Pendekatan An-Na’im juga menggarisbawahi pentingnya mengurangi ketergantungan ekonomi masyarakat adat terhadap proyek pembangunan. Pemerintah dan perusahaan memiliki tanggung jawab untuk menciptakan alternatif ekonomi yang berkelanjutan bagi masyarakat adat, sehingga mereka tidak merasa terpaksa menyetujui proyek yang merugikan mereka. Alternatif ekonomi ini harus dirancang untuk mendukung kemandirian masyarakat adat dalam jangka panjang, sejalan dengan prinsip keadilan sosial.

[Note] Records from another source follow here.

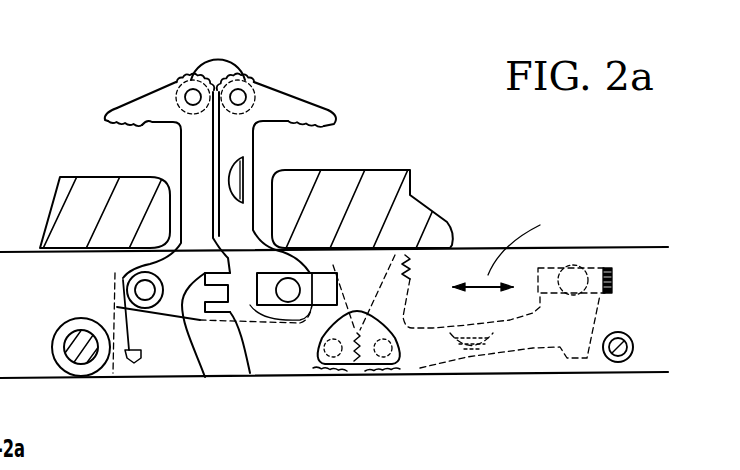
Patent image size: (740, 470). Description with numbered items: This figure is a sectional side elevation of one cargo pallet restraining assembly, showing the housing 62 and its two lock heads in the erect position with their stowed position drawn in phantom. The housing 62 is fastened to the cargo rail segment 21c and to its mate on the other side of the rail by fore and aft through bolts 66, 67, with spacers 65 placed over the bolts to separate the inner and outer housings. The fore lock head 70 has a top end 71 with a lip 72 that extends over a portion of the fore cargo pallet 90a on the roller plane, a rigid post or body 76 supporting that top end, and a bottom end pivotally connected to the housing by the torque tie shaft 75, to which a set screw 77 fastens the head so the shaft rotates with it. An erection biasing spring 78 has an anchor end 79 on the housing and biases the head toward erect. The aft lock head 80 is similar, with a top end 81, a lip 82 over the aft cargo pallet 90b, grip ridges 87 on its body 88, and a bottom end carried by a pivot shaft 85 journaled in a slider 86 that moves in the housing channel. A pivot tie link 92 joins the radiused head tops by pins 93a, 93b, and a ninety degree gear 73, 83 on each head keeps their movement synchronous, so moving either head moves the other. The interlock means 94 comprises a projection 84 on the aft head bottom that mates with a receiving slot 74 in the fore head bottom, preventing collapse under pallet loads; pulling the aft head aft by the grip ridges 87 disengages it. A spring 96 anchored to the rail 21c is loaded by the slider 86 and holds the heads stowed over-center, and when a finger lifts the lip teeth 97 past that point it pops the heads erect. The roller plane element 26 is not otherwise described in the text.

The cargo rail segment 21c is at (531, 240).
The guide rail 26 is at (485, 248).
The housing 62 is at (162, 395).
The spacer 65 is at (72, 376).
The fore through bolt 66 is at (330, 368).
The aft through bolt 67 is at (617, 363).
The fore lock head 70 is at (246, 147).
The top end of fore lock head 71 is at (100, 78).
The lip 72 is at (118, 107).
The ninety degree gear 73 is at (343, 368).
The receiving slot 74 is at (200, 357).
The torque tie shaft 75 is at (125, 275).
The rigid post or body 76 is at (187, 153).
The set screw 77 is at (117, 307).
The erection biasing spring 78 is at (118, 363).
The anchor end 79 is at (133, 365).
The aft lock head 80 is at (326, 80).
The top end of aft lock head 81 is at (342, 93).
The lip 82 is at (330, 110).
The ninety degree gear 83 is at (387, 366).
The projection 84 is at (250, 373).
The pivot shaft 85 is at (577, 264).
The slider 86 is at (602, 293).
The grip ridges 87 is at (243, 170).
The rigid post or body 88 is at (197, 140).
The fore cargo pallet 90a is at (55, 205).
The aft cargo pallet 90b is at (375, 178).
The pivot tie link 92 is at (218, 58).
The pin 93a is at (191, 96).
The pin 93b is at (242, 98).
The interlock means 94 is at (227, 352).
The spring 96 is at (613, 282).
The lip teeth 97 is at (140, 124).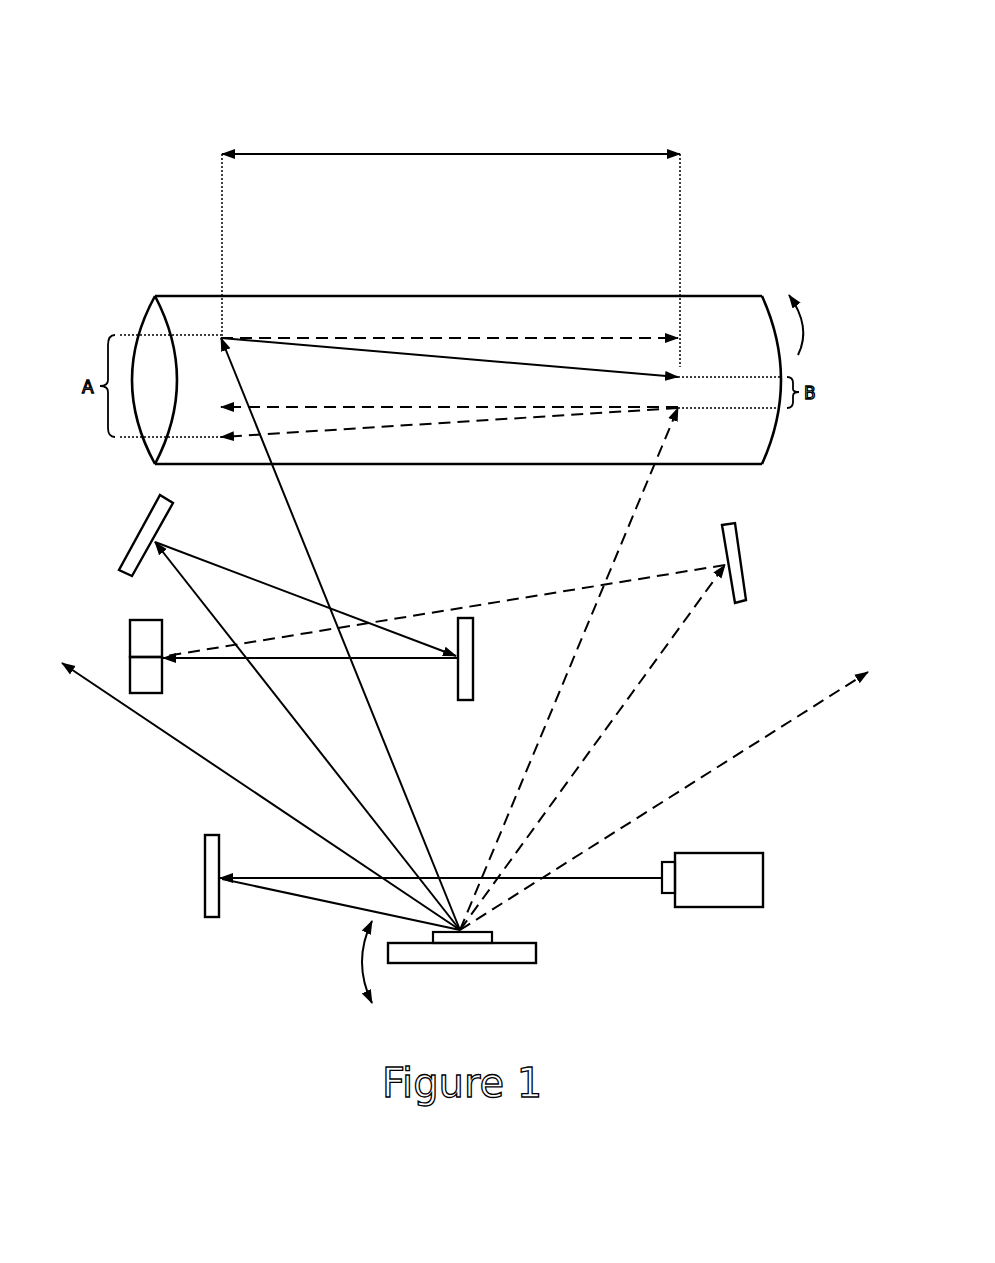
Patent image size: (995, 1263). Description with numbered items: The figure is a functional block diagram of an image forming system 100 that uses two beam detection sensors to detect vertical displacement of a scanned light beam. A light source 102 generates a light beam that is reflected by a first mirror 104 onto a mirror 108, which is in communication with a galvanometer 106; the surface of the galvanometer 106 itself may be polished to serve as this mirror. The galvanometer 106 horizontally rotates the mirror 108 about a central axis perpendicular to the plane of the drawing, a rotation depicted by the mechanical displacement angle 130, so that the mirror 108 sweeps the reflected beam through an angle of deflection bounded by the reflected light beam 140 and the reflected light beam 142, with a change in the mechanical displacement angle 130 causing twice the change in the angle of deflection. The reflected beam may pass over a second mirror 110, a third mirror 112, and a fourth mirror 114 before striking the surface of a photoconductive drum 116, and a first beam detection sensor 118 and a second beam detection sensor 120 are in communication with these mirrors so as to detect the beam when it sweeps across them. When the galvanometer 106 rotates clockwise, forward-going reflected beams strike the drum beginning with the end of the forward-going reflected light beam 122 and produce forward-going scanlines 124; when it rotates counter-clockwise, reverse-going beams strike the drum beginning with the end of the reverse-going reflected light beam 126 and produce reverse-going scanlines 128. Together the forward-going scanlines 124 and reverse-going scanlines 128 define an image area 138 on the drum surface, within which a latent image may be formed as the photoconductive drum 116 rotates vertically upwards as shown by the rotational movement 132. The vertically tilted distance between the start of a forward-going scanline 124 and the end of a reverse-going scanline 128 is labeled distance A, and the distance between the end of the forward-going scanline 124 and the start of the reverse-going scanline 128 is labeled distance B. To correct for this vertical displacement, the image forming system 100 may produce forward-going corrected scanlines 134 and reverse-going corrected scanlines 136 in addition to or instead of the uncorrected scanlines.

The image forming system 100 is at (212, 66).
The light source 102 is at (675, 853).
The first mirror 104 is at (217, 918).
The galvanometer 106 is at (530, 964).
The mirror 108 is at (493, 937).
The second mirror 110 is at (172, 500).
The third mirror 112 is at (474, 660).
The fourth mirror 114 is at (745, 601).
The photoconductive drum 116 is at (694, 296).
The first beam detection sensor 118 is at (130, 628).
The second beam detection sensor 120 is at (163, 688).
The forward-going reflected light beam 122 is at (301, 528).
The forward-going scanlines 124 is at (284, 346).
The reverse-going reflected light beam 126 is at (626, 533).
The reverse-going scanlines 128 is at (598, 414).
The mechanical displacement angle 130 is at (360, 960).
The rotational movement 132 is at (797, 312).
The forward-going corrected scanlines 134 is at (306, 336).
The reverse-going corrected scanlines 136 is at (576, 405).
The image area 138 is at (258, 154).
The reflected light beam 140 is at (148, 724).
The reflected light beam 142 is at (786, 722).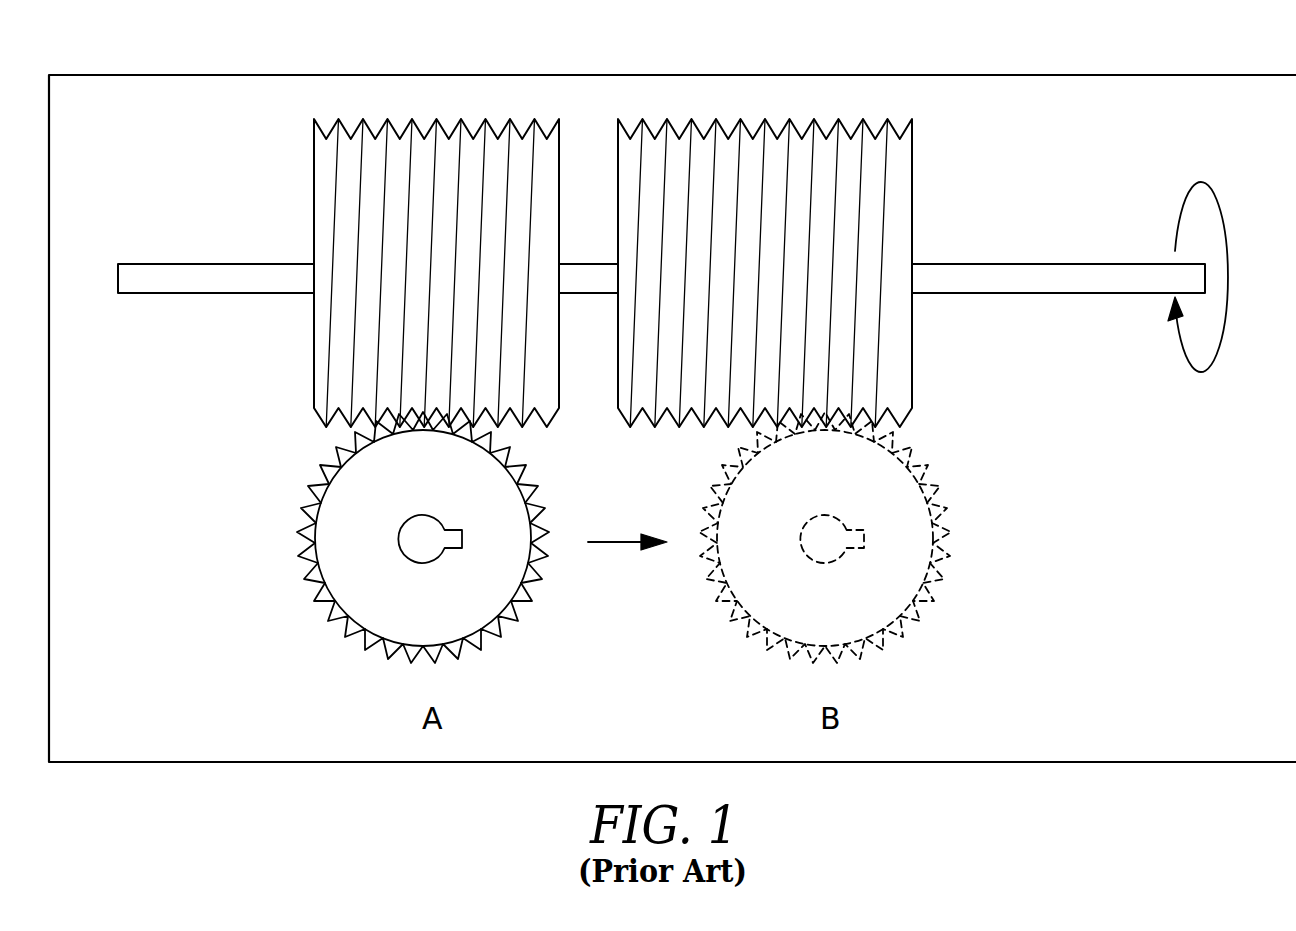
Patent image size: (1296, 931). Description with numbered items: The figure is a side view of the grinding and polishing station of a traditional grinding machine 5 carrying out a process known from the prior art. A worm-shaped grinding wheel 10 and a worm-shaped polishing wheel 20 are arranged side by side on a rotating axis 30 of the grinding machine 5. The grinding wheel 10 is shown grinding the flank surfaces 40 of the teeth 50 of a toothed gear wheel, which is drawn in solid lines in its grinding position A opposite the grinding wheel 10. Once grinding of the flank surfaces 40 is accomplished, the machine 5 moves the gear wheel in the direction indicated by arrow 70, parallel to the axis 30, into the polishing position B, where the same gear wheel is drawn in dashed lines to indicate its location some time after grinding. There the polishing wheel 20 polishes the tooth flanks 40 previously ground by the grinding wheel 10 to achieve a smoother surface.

The grinding machine 5 is at (1102, 74).
The worm-shaped grinding wheel 10 is at (314, 168).
The worm-shaped polishing wheel 20 is at (913, 156).
The rotating axis 30 is at (1092, 263).
The flank surfaces 40 is at (396, 545).
The teeth 50 is at (297, 567).
The arrow 70 is at (620, 543).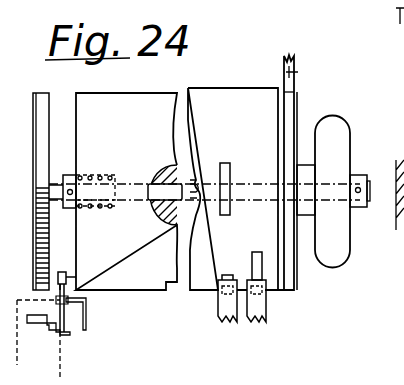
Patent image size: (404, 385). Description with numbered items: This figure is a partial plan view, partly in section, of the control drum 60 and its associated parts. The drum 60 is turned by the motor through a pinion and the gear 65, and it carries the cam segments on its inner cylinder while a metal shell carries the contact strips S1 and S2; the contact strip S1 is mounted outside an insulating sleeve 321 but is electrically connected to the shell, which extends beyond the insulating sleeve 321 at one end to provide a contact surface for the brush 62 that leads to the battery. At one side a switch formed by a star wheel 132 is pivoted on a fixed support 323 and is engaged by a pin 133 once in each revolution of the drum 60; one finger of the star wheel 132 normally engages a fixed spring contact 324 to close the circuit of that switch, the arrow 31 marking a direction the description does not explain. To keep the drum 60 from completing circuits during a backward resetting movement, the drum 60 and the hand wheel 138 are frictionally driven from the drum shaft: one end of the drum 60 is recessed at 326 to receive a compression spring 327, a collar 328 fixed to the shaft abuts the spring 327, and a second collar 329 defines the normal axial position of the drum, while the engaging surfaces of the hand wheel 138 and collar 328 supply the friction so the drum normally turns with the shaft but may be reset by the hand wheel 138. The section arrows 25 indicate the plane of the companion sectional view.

The gear 65 is at (37, 149).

Dekolonisasi HAM, sebagaimana diusulkan Abdullahi Ahmed An-Na’im, memberikan pendekatan strategis untuk mereformasi Padiatapa. Dengan menyesuaikan prinsip-prinsip HAM dengan konteks lokal, memperkuat posisi masyarakat adat, dan mengatasi ketimpangan struktural, Padiatapa dapat menjadi instrumen yang benar-benar melindungi hak-hak masyarakat adat. Dekolonisasi bukan hanya tentang menyesuaikan HAM dengan kebutuhan lokal, tetapi juga mengembalikan hak masyarakat adat untuk menentukan masa depan mereka secara mandiri dan bermartabat.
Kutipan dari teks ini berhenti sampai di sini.